A high school dropout, Siegel essentially lived on the streets through his teen years and walks with ease among some of the hard-luck tenants for whom he now provides temporary homes. Siegel found an outlet buying, fixing, then selling cars, which allowed him to sock away some cash. Then he graduated to flipping homes and eventually buying apartments. The rest is playing out as current Las Vegas history.

In 2008 and 2009, Siegel Group of Nevada bought Gold Spike Casino downtown for $21 million and Barcelona hotel-casino (now Siegel Slots and Suites) for $12.6 million. It bought the 330-unit Deer Creek Apartment complex near UNLV, which will be transformed into a Siegel Suites, for $19.1 million. It picked up the shuttered St. Tropez Hotel for $10.5 million. Undergoing renovation this year, St. Tropez will be Siegel’s new yet-to-be-named boutique hotel, a concept he intends to grow aggressively in Las Vegas. Last month Siegel added the Artisan Hotel to the mix.

Despite the growth, Siegel is candid about how tough it is to expand in Las Vegas these days. Some of his assets were bought at the top of the market, when he bought his first property here in 2004, and he holds loans that exceed the property’s current value. Siegel Suites enjoys a 90 percent occupancy rate, but rents are half of what they used to be, putting a crimp on cash flow. Still, Siegel hasn’t shied away from renegotiating interest rates, for the short-term, on existing loans. And at the same time, other lenders that hold debt on struggling apartment complexes in town are approaching him about buying their properties, a testament to his hands-on operating style. Siegel has been seen on ladders working alongside renovators at the Gold Spike downtown.

“People know I’m a good operator,” he says. “I’m seven days bell to bell. I’m super hands-on. If I paint a building and I don’t like the way it looks, I’ll repaint it.”

How Siegel’s free food deal works

It’s seen prominently throughout Siegel Suites’ advertising: “Live Here. Eat Free.”

The free-food concept is simple. Daily food vouchers for a meal at the Golden Grill at downtown’s Gold Spike—which Siegel Suites owns—are given to tenants who pay rent on time. Stay a week and it’s five vouchers; two weeks, 10.

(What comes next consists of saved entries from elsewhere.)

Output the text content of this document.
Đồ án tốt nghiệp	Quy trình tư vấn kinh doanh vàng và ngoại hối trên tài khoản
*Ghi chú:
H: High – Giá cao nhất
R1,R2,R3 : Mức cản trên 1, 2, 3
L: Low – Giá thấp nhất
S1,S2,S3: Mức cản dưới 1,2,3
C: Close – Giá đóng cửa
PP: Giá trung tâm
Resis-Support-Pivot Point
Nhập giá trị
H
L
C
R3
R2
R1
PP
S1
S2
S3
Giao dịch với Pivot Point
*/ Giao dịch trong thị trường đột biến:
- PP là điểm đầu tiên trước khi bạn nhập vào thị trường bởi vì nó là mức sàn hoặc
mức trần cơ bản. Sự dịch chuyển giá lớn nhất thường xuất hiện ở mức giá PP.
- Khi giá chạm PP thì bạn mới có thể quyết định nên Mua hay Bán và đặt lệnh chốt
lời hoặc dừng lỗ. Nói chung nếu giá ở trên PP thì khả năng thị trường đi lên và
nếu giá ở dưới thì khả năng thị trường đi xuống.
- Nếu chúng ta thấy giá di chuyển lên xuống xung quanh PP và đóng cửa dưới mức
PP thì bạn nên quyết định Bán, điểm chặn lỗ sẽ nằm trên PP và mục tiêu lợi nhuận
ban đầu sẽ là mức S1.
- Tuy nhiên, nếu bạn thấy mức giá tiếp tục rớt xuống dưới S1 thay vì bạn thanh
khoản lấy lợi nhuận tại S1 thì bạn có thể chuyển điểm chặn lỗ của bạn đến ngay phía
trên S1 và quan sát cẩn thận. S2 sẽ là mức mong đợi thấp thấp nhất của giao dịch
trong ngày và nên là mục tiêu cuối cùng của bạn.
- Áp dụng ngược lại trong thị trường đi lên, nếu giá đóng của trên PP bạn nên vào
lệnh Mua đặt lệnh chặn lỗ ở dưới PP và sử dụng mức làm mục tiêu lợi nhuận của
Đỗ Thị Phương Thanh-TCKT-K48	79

Siegel Suites’ 16 valley locations are close to bus lines for access to the Gold Spike. The company says it gives away about 15,000 free vouchers a month. The program will expand to the Barcelona hotel-casino, one of Siegel’s recent acquisitions, when that site’s restaurant is remodeled later this year.

As altruistic as free food may sound, it’s still a marketing tactic. Siegel Suites residents are introduced to a Siegel gaming property via the token hot dog or grilled cheese sandwich plate. Of course, giving away food and drink to lure in gamblers is as Vegas as neon. And it’s just one of many ideas that owner Stephen Siegel likely has for putting bodies in front of slots at the Gold Spike.

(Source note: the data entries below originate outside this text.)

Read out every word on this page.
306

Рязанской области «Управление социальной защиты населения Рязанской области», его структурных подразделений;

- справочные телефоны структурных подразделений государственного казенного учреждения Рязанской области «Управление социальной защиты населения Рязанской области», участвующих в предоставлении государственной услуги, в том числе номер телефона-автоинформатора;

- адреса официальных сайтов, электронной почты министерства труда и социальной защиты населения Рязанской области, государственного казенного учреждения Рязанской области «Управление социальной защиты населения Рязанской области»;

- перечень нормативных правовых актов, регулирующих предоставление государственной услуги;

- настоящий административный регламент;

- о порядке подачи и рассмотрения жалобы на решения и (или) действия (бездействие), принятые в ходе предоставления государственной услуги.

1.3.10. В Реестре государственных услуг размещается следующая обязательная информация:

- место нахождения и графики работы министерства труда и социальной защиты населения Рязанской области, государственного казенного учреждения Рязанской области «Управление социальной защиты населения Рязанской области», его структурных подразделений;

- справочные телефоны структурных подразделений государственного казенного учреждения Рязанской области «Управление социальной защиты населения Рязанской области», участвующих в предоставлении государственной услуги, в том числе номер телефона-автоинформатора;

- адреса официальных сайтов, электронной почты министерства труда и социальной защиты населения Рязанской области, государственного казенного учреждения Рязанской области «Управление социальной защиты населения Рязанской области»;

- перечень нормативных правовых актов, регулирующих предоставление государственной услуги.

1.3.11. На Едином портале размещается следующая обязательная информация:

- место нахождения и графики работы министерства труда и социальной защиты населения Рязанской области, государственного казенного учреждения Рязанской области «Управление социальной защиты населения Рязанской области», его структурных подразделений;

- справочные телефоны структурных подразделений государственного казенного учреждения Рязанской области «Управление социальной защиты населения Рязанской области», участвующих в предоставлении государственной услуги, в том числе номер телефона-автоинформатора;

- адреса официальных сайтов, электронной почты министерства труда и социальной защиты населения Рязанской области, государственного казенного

Siegel and his investors have put some serious cash into the Gold Spike, about $5 million and counting. It’s an effort that seems to have gone beyond a labor of love to more of a labor of, well, labor. Underneath every decayed layer peeled back at the old property, Siegel admits, lies another layer that could eat up more time and money. The trials of renovating an old property have pushed back the project’s completion about six months, to the first quarter of this year.

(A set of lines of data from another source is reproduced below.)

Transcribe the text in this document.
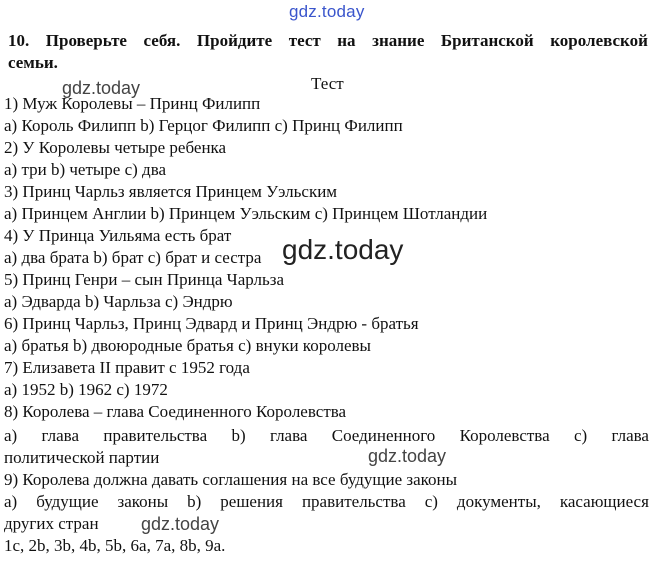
gdz.today
gdz.today
gdz.today
gdz.today
gdz.today
10. Проверьте себя. Пройдите тест на знание Британской королевской
семьи.
Тест
1) Муж Королевы – Принц Филипп
a) Король Филипп b) Герцог Филипп c) Принц Филипп
2) У Королевы четыре ребенка
a) три b) четыре c) два
3) Принц Чарльз является Принцем Уэльским
a) Принцем Англии b) Принцем Уэльским c) Принцем Шотландии
4) У Принца Уильяма есть брат
a) два брата b) брат c) брат и сестра
5) Принц Генри – сын Принца Чарльза
a) Эдварда b) Чарльза c) Эндрю
6) Принц Чарльз, Принц Эдвард и Принц Эндрю - братья
a) братья b) двоюродные братья c) внуки королевы
7) Елизавета II правит с 1952 года
a) 1952 b) 1962 c) 1972
8) Королева – глава Соединенного Королевства
a) глава правительства b) глава Соединенного Королевства c) глава
политической партии
9) Королева должна давать соглашения на все будущие законы
a) будущие законы b) решения правительства c) документы, касающиеся
других стран
1c, 2b, 3b, 4b, 5b, 6a, 7a, 8b, 9a.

“The Gold Spike will be done this year. Finished,” says Siegel, sounding a bit exasperated. The Golden Grill has been updated with a modern-diner look. The menu is standard American-grill fare: burgers, wraps and a $4.99 prime rib. But the Siegel Suites vouchers are tied to a limited menu tucked between salt and pepper shakers and sugar packets. The menu has a single offering for each day. Items tend to be less exciting—chicken fingers, BLTs and hot dogs to grilled cheese sandwiches and spaghetti with marinara—but still perhaps worth the price of a bus fare.